Settling the Maritime Border Dispute between Lebanon/Hizbullah and Israel

(JINSA) Ambassador Ron Dermer interviewed by Dr. Michael Makovsky - In recent years Israel has found significant gas fields in the Mediterranean. Some 70-80% of Israel's energy comes from natural gas. Israel is exporting gas to Jordan and Egypt, with the possible export of gas to Europe. There is a dispute between Israel and Lebanon over one gas field that has been going on for about 12 years. Israel submitted a maritime border line to the UN, using a line that the Lebanese had submitted in their disputes over maritime borders with Cyprus. Then the Lebanese changed their mind - they liked the line for Cyprus but not for Israel. So the Lebanese advanced a new line, and the Americans have been mediating this dispute for well over a decade to try to work out a compromise by proposing a 55-45% or 60-40% division of the disputed area between the proposed maritime lines of Israel and Lebanon. For many years, Hizbullah tried to prevent any agreement between Israel and Lebanon. All of a sudden, it was announced that a deal is in the offing. This comes after Hizbullah threats and Hizbullah sending drones to the gas fields, saying that if Israel starts to take gas from the Karish gas field in Israeli territory, they were sabre-rattling to try to stop that.
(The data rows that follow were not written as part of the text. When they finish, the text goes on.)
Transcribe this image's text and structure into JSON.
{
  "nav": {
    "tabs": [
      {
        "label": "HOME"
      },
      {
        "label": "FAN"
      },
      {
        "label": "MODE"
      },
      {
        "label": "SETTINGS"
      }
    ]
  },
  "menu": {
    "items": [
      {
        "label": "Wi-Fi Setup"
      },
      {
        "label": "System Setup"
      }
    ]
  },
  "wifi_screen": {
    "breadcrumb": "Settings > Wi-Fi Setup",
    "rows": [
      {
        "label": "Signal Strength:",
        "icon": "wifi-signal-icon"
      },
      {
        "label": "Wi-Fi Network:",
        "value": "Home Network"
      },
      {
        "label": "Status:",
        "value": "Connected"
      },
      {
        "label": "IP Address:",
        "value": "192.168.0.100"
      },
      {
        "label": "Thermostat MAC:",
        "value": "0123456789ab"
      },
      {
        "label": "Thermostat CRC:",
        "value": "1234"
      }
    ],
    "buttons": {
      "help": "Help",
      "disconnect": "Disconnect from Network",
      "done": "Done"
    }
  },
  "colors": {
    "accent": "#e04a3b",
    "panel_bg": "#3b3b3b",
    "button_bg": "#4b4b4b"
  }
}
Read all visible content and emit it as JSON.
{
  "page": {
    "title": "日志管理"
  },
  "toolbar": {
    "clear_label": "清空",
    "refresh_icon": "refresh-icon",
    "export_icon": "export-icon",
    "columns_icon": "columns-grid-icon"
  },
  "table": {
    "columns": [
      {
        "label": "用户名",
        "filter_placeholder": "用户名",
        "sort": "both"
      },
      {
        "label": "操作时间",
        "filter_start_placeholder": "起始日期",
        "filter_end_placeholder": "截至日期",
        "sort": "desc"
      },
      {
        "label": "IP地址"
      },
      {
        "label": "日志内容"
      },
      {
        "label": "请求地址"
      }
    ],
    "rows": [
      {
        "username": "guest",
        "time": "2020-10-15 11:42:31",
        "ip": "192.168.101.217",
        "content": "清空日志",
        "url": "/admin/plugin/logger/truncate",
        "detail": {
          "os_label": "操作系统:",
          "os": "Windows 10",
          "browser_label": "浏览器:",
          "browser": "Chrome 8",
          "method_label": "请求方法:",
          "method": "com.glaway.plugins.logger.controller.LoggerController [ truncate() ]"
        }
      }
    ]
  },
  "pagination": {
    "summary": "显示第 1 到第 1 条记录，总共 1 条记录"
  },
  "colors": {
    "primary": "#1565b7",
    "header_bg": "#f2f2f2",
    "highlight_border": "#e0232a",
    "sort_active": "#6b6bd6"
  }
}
So a lot of Israelis are asking, without knowing all the details, why is Israel capitulating to Hizbullah pressure? What happened? Suddenly the division of the disputed territory appears to be 100-0%. It's a good thing to have an agreement with Lebanon over gas. The question is, is Israel compromising its national interests in a rush to get an agreement or capitulating to threats from Hizbullah? That's a very bad lesson and other forces in the region see that. If the feeling is that Israel does not want to fight, we're going to have bigger problems.